In quantum chemistry, ML produces a lot of useful data. For example, you can calculate the properties of drugs (like bioavailability) or of materials like solar cells. ML changes the way that we ask scientific questions: what if I want a molecule or a material that has all the properties that I need, instead of computing the properties of a set of molecules?”
Prof. Schommer: “We use ML in countless areas. The exciting thing about this technology is its versatility: because it is a problem-solving tool, it can be used in almost any field. We are working on chatbots to stimulate communication between people, on the (semi-)automatic summarization of texts, on topics in the field of artificial creativity (what distinguishes a deep fake from a master painting?); even in subjects such as ethics, law or history, we deal with issues relating to the impact of machine learning on society. For example, we are currently developing a learning system to explain the First World War in collaboration with the C2DH."
In your opinion: What are the opportunities and risks of machine learning models?
Prof. Tkatchenko: “To me, AI is more intelligent than us in many domains, but much more ignorant in others. The danger comes from not understanding the tools we use. If we use an algorithm without understanding how it works, and this leads to new results, is this really a breakthrough, or a hallucination? With Chat GPT, those hallucinations are easy to debunk but in molecular simulations, things are much more complicated. That could be a danger.
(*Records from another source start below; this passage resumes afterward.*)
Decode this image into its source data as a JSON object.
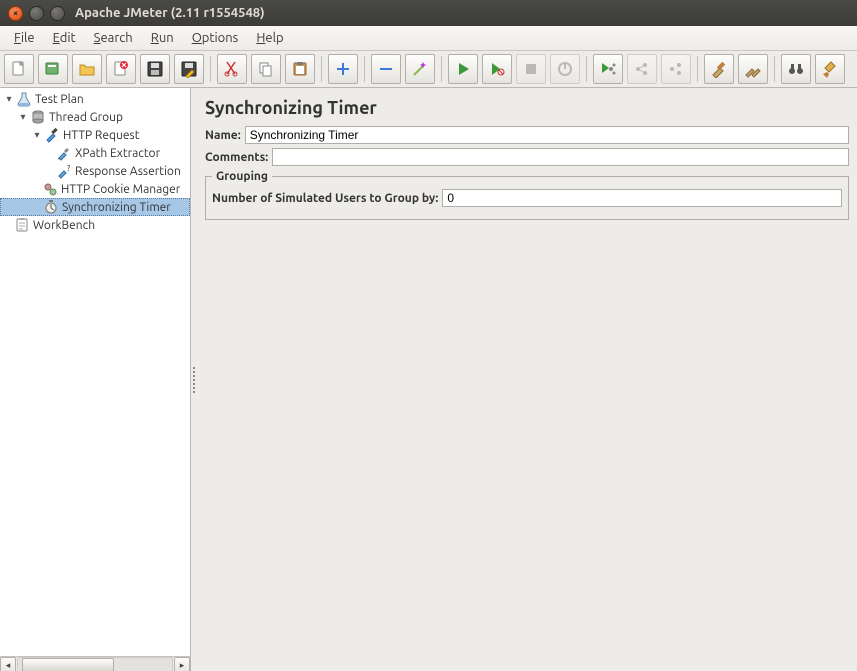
{
  "window": {
    "title": "Apache JMeter (2.11 r1554548)"
  },
  "menus": {
    "file": "File",
    "edit": "Edit",
    "search": "Search",
    "run": "Run",
    "options": "Options",
    "help": "Help"
  },
  "toolbar_icons": {
    "new": "new-file-icon",
    "templates": "templates-icon",
    "open": "open-folder-icon",
    "close": "close-file-icon",
    "save": "save-icon",
    "save_as": "save-as-icon",
    "cut": "cut-icon",
    "copy": "copy-icon",
    "paste": "paste-icon",
    "expand": "plus-icon",
    "collapse": "minus-icon",
    "toggle": "wand-icon",
    "start": "play-icon",
    "start_no_timers": "play-no-timers-icon",
    "stop": "stop-icon",
    "shutdown": "shutdown-icon",
    "remote_start": "remote-start-icon",
    "remote_stop": "remote-stop-icon",
    "remote_shutdown": "remote-shutdown-icon",
    "clear": "clear-icon",
    "clear_all": "clear-all-icon",
    "search_tree": "binoculars-icon",
    "reset_search": "broom-icon"
  },
  "tree": {
    "test_plan": "Test Plan",
    "thread_group": "Thread Group",
    "http_request": "HTTP Request",
    "xpath_extractor": "XPath Extractor",
    "response_assertion": "Response Assertion",
    "http_cookie_manager": "HTTP Cookie Manager",
    "sync_timer": "Synchronizing Timer",
    "workbench": "WorkBench"
  },
  "panel": {
    "title": "Synchronizing Timer",
    "name_label": "Name:",
    "name_value": "Synchronizing Timer",
    "comments_label": "Comments:",
    "comments_value": "",
    "grouping_legend": "Grouping",
    "users_label": "Number of Simulated Users to Group by:",
    "users_value": "0"
  }
}
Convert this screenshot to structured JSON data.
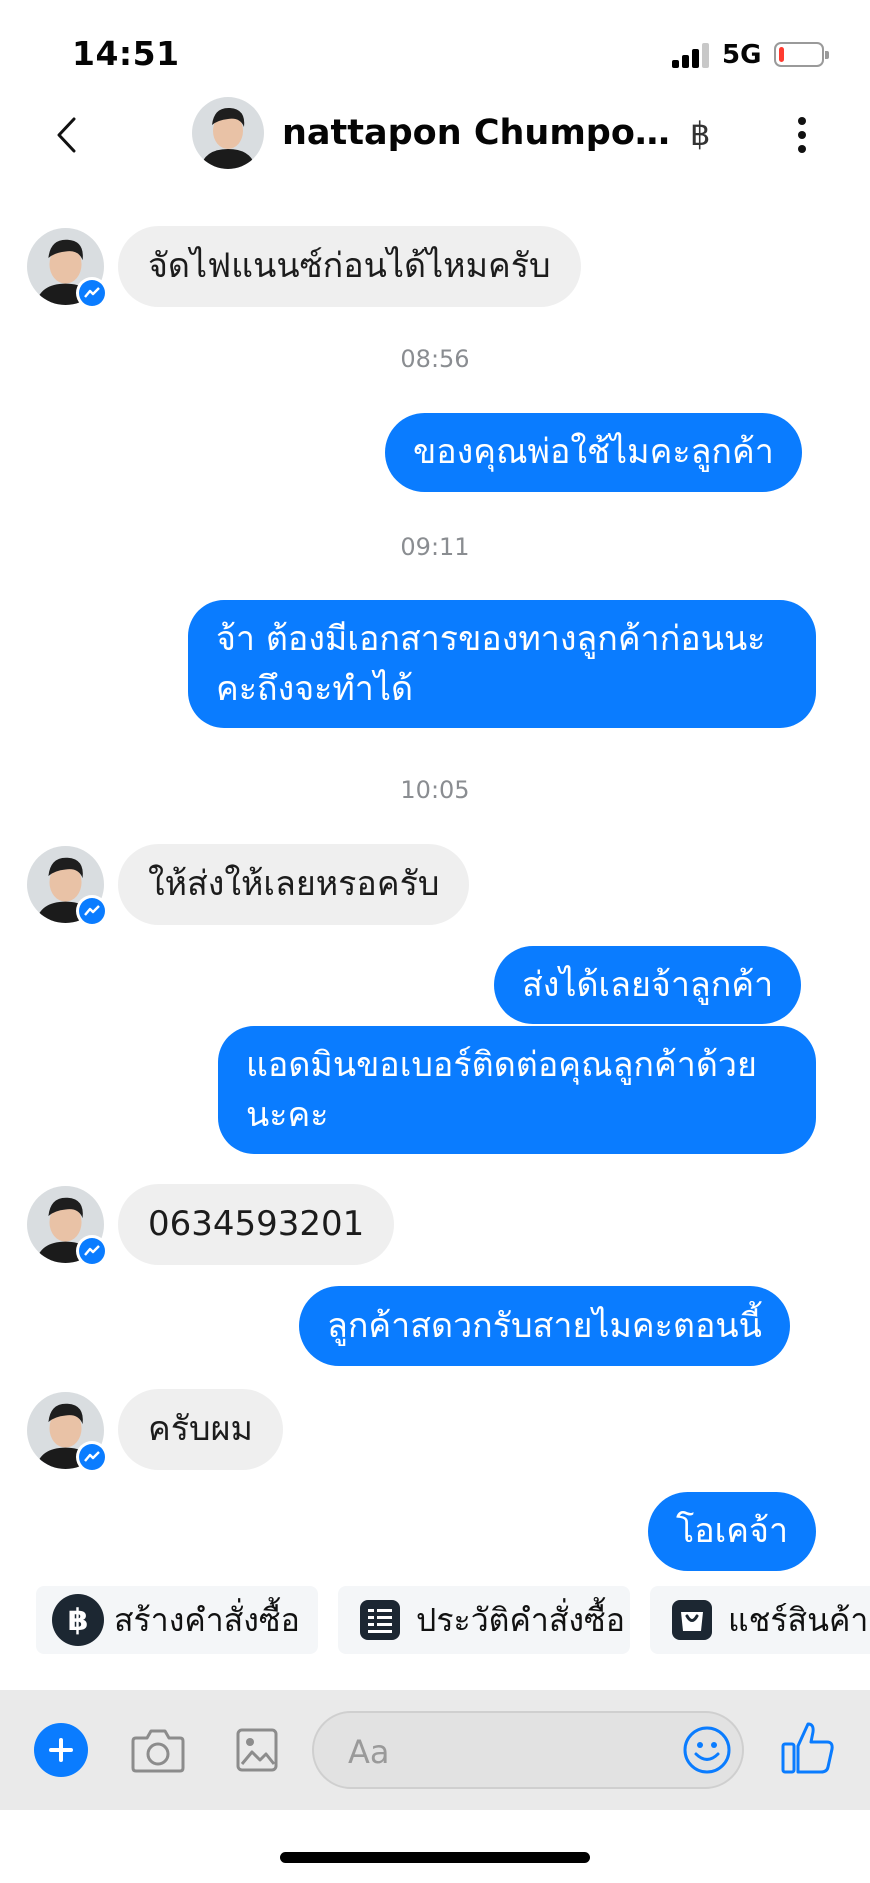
{
  "status_bar": {
    "time": "14:51",
    "network": "5G",
    "battery_level": 0.12
  },
  "header": {
    "contact_name": "nattapon Chumpon...",
    "currency_symbol": "฿"
  },
  "messages": [
    {
      "direction": "in",
      "text": "จัดไฟแนนซ์ก่อนได้ไหมครับ"
    },
    {
      "type": "timestamp",
      "text": "08:56"
    },
    {
      "direction": "out",
      "text": "ของคุณพ่อใช้ไมคะลูกค้า"
    },
    {
      "type": "timestamp",
      "text": "09:11"
    },
    {
      "direction": "out",
      "text": "จ้า ต้องมีเอกสารของทางลูกค้าก่อนนะ\nคะถึงจะทำได้"
    },
    {
      "type": "timestamp",
      "text": "10:05"
    },
    {
      "direction": "in",
      "text": "ให้ส่งให้เลยหรอครับ"
    },
    {
      "direction": "out",
      "text": "ส่งได้เลยจ้าลูกค้า"
    },
    {
      "direction": "out",
      "text": "แอดมินขอเบอร์ติดต่อคุณลูกค้าด้วย\nนะคะ"
    },
    {
      "direction": "in",
      "text": "0634593201"
    },
    {
      "direction": "out",
      "text": "ลูกค้าสดวกรับสายไมคะตอนนี้"
    },
    {
      "direction": "in",
      "text": "ครับผม"
    },
    {
      "direction": "out",
      "text": "โอเคจ้า"
    }
  ],
  "quick_actions": [
    {
      "label": "สร้างคำสั่งซื้อ",
      "icon": "baht-icon"
    },
    {
      "label": "ประวัติคำสั่งซื้อ",
      "icon": "order-list-icon"
    },
    {
      "label": "แชร์สินค้า",
      "icon": "shopping-bag-icon"
    }
  ],
  "composer": {
    "placeholder": "Aa"
  },
  "colors": {
    "accent": "#0a7cff",
    "incoming_bubble": "#efefef",
    "timestamp": "#8a8d91"
  }
}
On the other hand, we still don’t understand in all glorious details why planes fly (and when they fail), but we still use them daily. So, it’s perfectly fine to use ML, but we have to decompose it little by little to understand all the pieces. One needs new standards for new science, and ML is a new science.”
Prof. Schommer: “There are indeed certain drawbacks, such as the explainability of results or the use of programming libraries without fully understanding the architectures they contain. This also leads to people accepting results and relying on them, but not having the necessary basic knowledge to question them.”